Caio Fernando de Abreu.

segunda-feira, 17 de dezembro de 2012

"A vida é mais perigosa que a morte." *

ontem
um estudante se matou.
um amigo surtou.
um cachorro morreu.

nenhum canal na tv anunciará isso. não estará em nenhuma manchete de jornal algum. afinal, é só mais um suicídio, só mais um surto, só mais uma morte por velhice - e de um cachorro, ainda por cima. isso acontece o tempo todo e nós já estamos acostumados, não é mesmo?
o procedimento é o mesmo: algumas lágrimas derramadas, poucas reflexões, entra para a estatística e é isso. não há muito o que fazer.

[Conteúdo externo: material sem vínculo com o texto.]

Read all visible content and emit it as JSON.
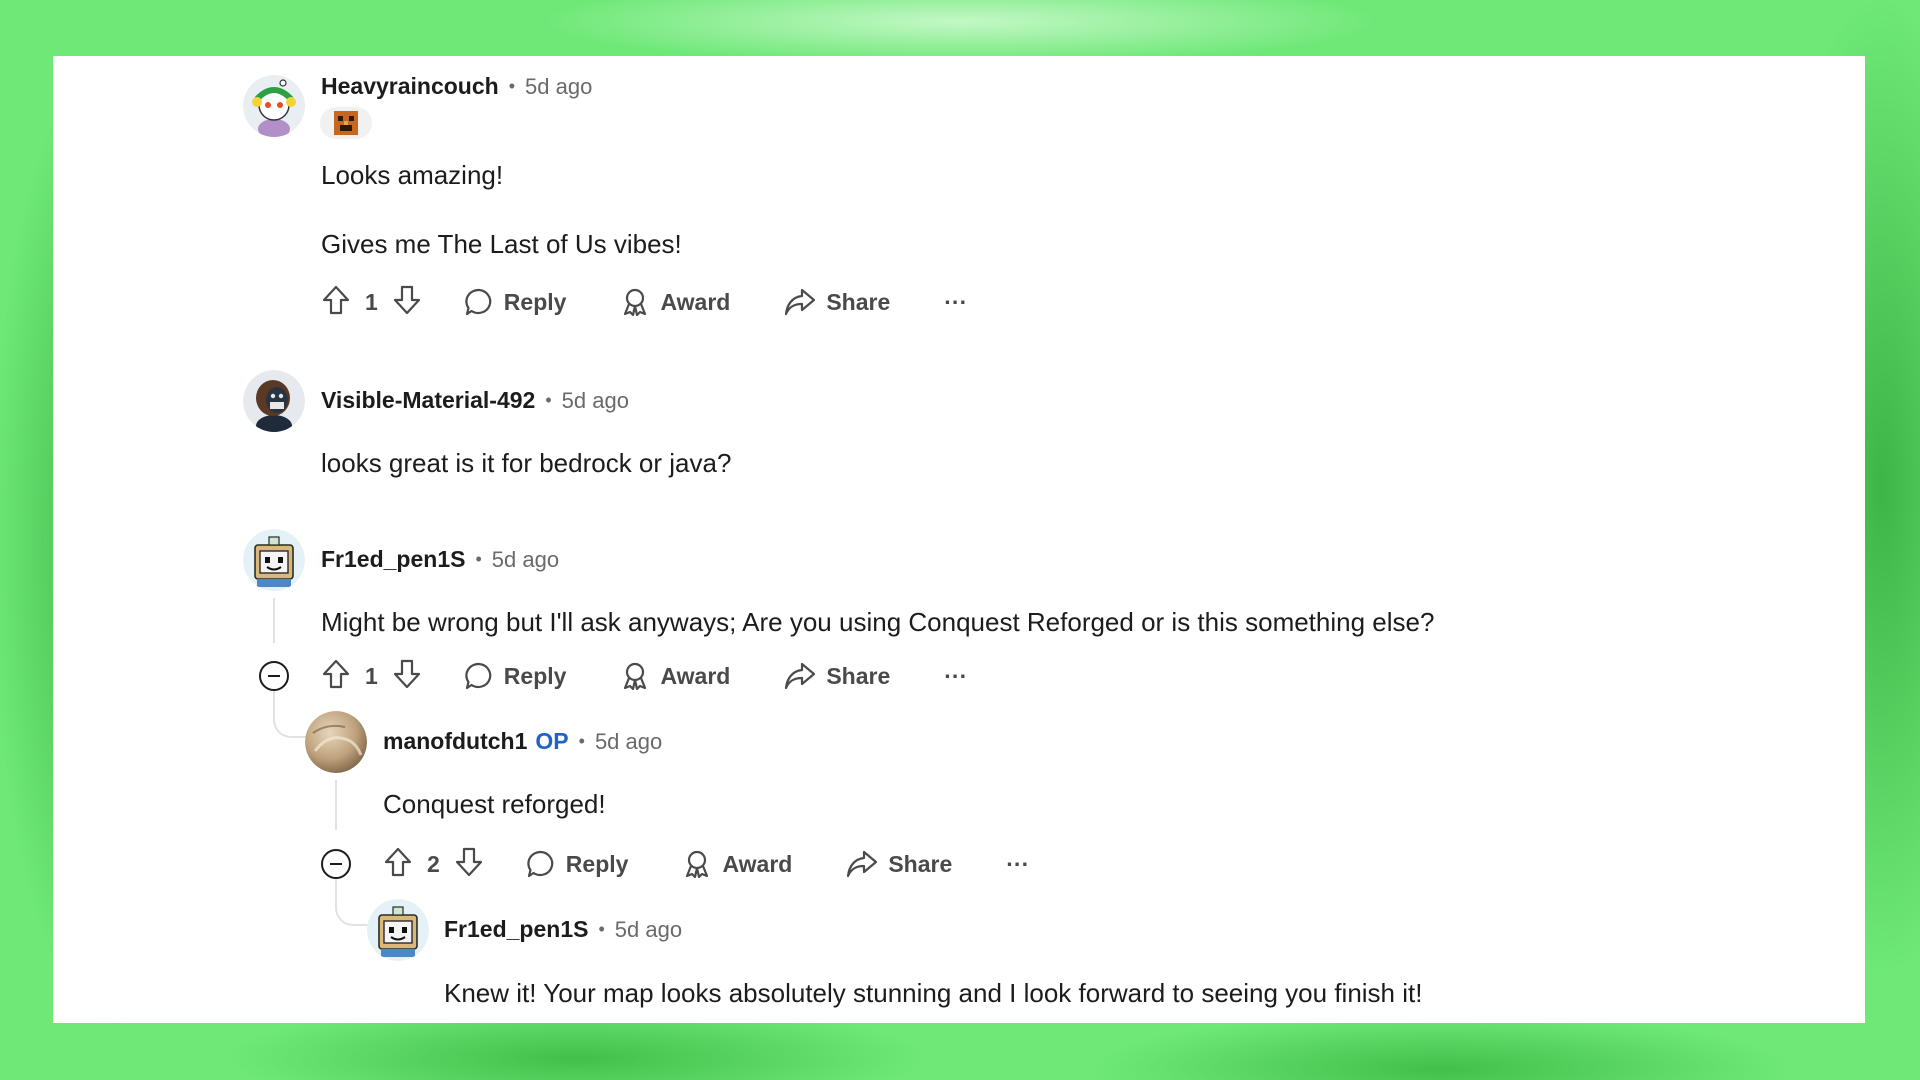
{
  "colors": {
    "background": "#6fe878",
    "op_badge": "#2062c8",
    "meta": "#6a6a6a"
  },
  "comments": [
    {
      "username": "Heavyraincouch",
      "time": "5d ago",
      "body": [
        "Looks amazing!",
        "Gives me The Last of Us vibes!"
      ],
      "votes": "1",
      "has_flair": true
    },
    {
      "username": "Visible-Material-492",
      "time": "5d ago",
      "body": [
        "looks great is it for bedrock or java?"
      ]
    },
    {
      "username": "Fr1ed_pen1S",
      "time": "5d ago",
      "body": [
        "Might be wrong but I'll ask anyways; Are you using Conquest Reforged or is this something else?"
      ],
      "votes": "1"
    },
    {
      "username": "manofdutch1",
      "op_label": "OP",
      "time": "5d ago",
      "body": [
        "Conquest reforged!"
      ],
      "votes": "2"
    },
    {
      "username": "Fr1ed_pen1S",
      "time": "5d ago",
      "body": [
        "Knew it! Your map looks absolutely stunning and I look forward to seeing you finish it!"
      ]
    }
  ],
  "actions": {
    "reply": "Reply",
    "award": "Award",
    "share": "Share",
    "more": "···"
  },
  "separator": "•"
}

em compensação, há algo de diferente nessa chuva. de um jeito estranho, sinto o mundo como meu companheiro, que chora comigo as dores da vida. eu choro com o mundo, pois sei que tem suas dores próprias pra sentir também. ficamos chorando, eu e o mundo. às vezes não tem muito o que fazer que não seja deixar sentir a dor, deixar chover, deixar se molhar.

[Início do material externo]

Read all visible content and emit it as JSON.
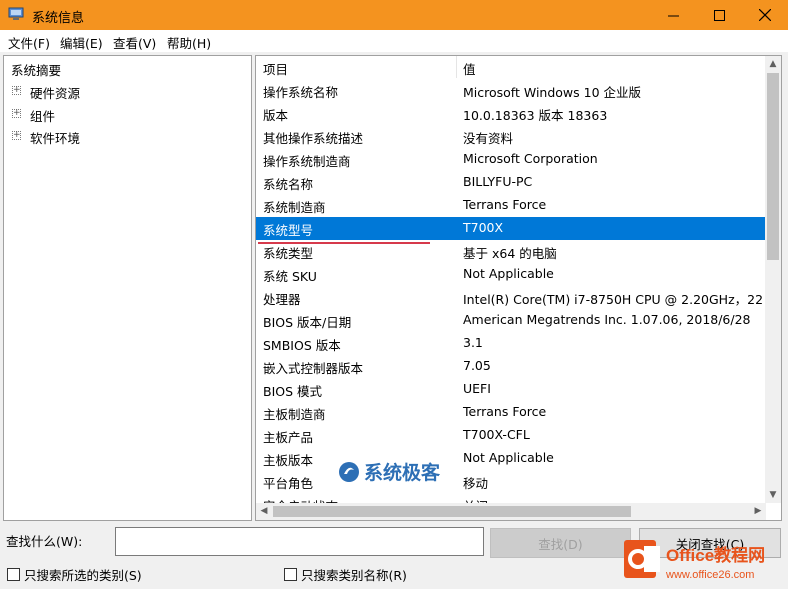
{
  "window": {
    "title": "系统信息"
  },
  "menu": [
    "文件(F)",
    "编辑(E)",
    "查看(V)",
    "帮助(H)"
  ],
  "tree": {
    "root": "系统摘要",
    "children": [
      "硬件资源",
      "组件",
      "软件环境"
    ]
  },
  "table": {
    "headers": [
      "项目",
      "值"
    ],
    "rows": [
      [
        "操作系统名称",
        "Microsoft Windows 10 企业版"
      ],
      [
        "版本",
        "10.0.18363 版本 18363"
      ],
      [
        "其他操作系统描述",
        "没有资料"
      ],
      [
        "操作系统制造商",
        "Microsoft Corporation"
      ],
      [
        "系统名称",
        "BILLYFU-PC"
      ],
      [
        "系统制造商",
        "Terrans Force"
      ],
      [
        "系统型号",
        "T700X"
      ],
      [
        "系统类型",
        "基于 x64 的电脑"
      ],
      [
        "系统 SKU",
        "Not Applicable"
      ],
      [
        "处理器",
        "Intel(R) Core(TM) i7-8750H CPU @ 2.20GHz，22"
      ],
      [
        "BIOS 版本/日期",
        "American Megatrends Inc. 1.07.06, 2018/6/28"
      ],
      [
        "SMBIOS 版本",
        "3.1"
      ],
      [
        "嵌入式控制器版本",
        "7.05"
      ],
      [
        "BIOS 模式",
        "UEFI"
      ],
      [
        "主板制造商",
        "Terrans Force"
      ],
      [
        "主板产品",
        "T700X-CFL"
      ],
      [
        "主板版本",
        "Not Applicable"
      ],
      [
        "平台角色",
        "移动"
      ],
      [
        "安全启动状态",
        "关闭"
      ]
    ],
    "selected_index": 6
  },
  "find": {
    "label": "查找什么(W):",
    "value": "",
    "find_button": "查找(D)",
    "close_button": "关闭查找(C)",
    "only_selected": "只搜索所选的类别(S)",
    "only_names": "只搜索类别名称(R)"
  },
  "watermarks": {
    "center": "系统极客",
    "brand": "Office教程网",
    "url": "www.office26.com"
  },
  "colors": {
    "titlebar": "#f4931f",
    "selection": "#0078d7",
    "underline": "#d6394b",
    "office_orange": "#e8541c"
  }
}
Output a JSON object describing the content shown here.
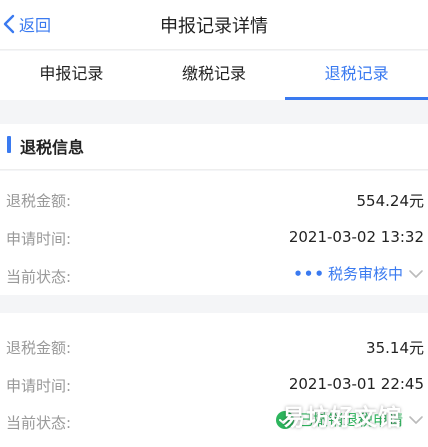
{
  "nav": {
    "back_label": "返回",
    "title": "申报记录详情"
  },
  "tabs": [
    {
      "label": "申报记录",
      "active": false
    },
    {
      "label": "缴税记录",
      "active": false
    },
    {
      "label": "退税记录",
      "active": true
    }
  ],
  "section": {
    "title": "退税信息"
  },
  "records": [
    {
      "amount_label": "退税金额:",
      "amount": "554.24元",
      "time_label": "申请时间:",
      "time": "2021-03-02 13:32",
      "status_label": "当前状态:",
      "status": "税务审核中"
    },
    {
      "amount_label": "退税金额:",
      "amount": "35.14元",
      "time_label": "申请时间:",
      "time": "2021-03-01 22:45",
      "status_label": "当前状态:",
      "status": "已撤销退税申请"
    }
  ],
  "watermark": "易坊好文馆",
  "colors": {
    "accent": "#3a7af0",
    "success": "#2db55d",
    "label": "#999999"
  }
}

e de noite fechamos o olho. tudo fica escuro e o silêncio começa a tomar conta, fazendo crescer um desejo por dias mais ensolarados.

* frase da Kinna.

domingo, 16 de dezembro de 2012

Do feminismo nosso de todo dia.

"Maquilagem, cabelo, roupa, corpo e homens! Saiba tudo o que uma mulher precisa aqui! Responda SIM e assine por R$0,35/dia os segredos que toda mulher tem que saber"

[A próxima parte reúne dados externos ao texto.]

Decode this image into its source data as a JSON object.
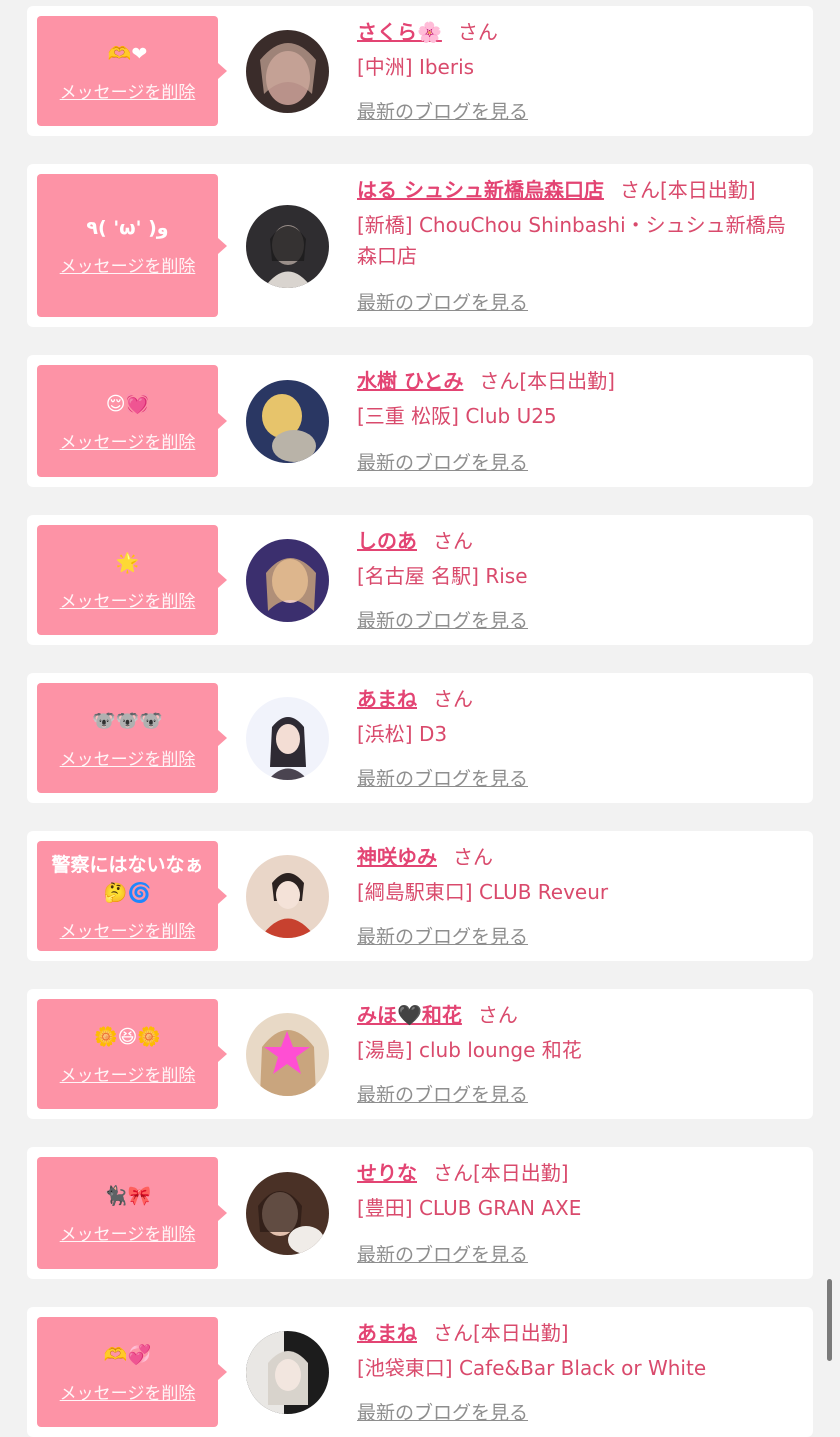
{
  "delete_label": "メッセージを削除",
  "blog_label": "最新のブログを見る",
  "san_label": "さん",
  "cards": [
    {
      "message": "🫶❤",
      "name": "さくら🌸",
      "status": "",
      "shop": "[中洲] Iberis",
      "avatar_color": "#b9928a",
      "avatar_bg": "#3a2c2a"
    },
    {
      "message": "٩( 'ω' )و",
      "name": "はる シュシュ新橋烏森口店",
      "status": "[本日出勤]",
      "shop": "[新橋] ChouChou Shinbashi・シュシュ新橋烏森口店",
      "avatar_color": "#9a8f8a",
      "avatar_bg": "#2f2d30"
    },
    {
      "message": "😌💓",
      "name": "水樹 ひとみ",
      "status": "[本日出勤]",
      "shop": "[三重 松阪] Club U25",
      "avatar_color": "#e7c46b",
      "avatar_bg": "#2a3763"
    },
    {
      "message": "🌟",
      "name": "しのあ",
      "status": "",
      "shop": "[名古屋 名駅] Rise",
      "avatar_color": "#e9c7c0",
      "avatar_bg": "#3b2f6e"
    },
    {
      "message": "🐨🐨🐨",
      "name": "あまね",
      "status": "",
      "shop": "[浜松] D3",
      "avatar_color": "#2e2a33",
      "avatar_bg": "#f1f3fb"
    },
    {
      "message": "警察にはないなぁ\n🤔🌀",
      "name": "神咲ゆみ",
      "status": "",
      "shop": "[綱島駅東口] CLUB Reveur",
      "avatar_color": "#c7412f",
      "avatar_bg": "#e9d6c8"
    },
    {
      "message": "🌼😆🌼",
      "name": "みほ🖤和花",
      "status": "",
      "shop": "[湯島] club lounge 和花",
      "avatar_color": "#ff4fd3",
      "avatar_bg": "#e8d9c6"
    },
    {
      "message": "🐈‍⬛🎀",
      "name": "せりな",
      "status": "[本日出勤]",
      "shop": "[豊田] CLUB GRAN AXE",
      "avatar_color": "#e3c1ae",
      "avatar_bg": "#4a3126"
    },
    {
      "message": "🫶💞",
      "name": "あまね",
      "status": "[本日出勤]",
      "shop": "[池袋東口] Cafe&Bar Black or White",
      "avatar_color": "#d8d3cc",
      "avatar_bg": "#1c1c1c"
    }
  ]
}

Recebi essa mensagem no celular essa semana, e ficou ecoando na minha cabeça o tempo todo. Em um primeiro momento, o fato de "maquilagem, cabelo, roupa e corpo" serem colocados no mesmo "conjunto" de "homem". Como se tratasse de um mesmo grau de interesse e de uma mesma necessidade de atenção a forma como escolhemos um penteado ou nos relacionamos com outro ser humano. A questão é essa: não se trata de relações humanas. É uma coisa, os homens. Precisamos saber o que eles afinal pensam e querem, e como fazer para ganhá-los. Dos bons, evidentemente. E claro, a melhor opção é adquirindo um serviço de celular.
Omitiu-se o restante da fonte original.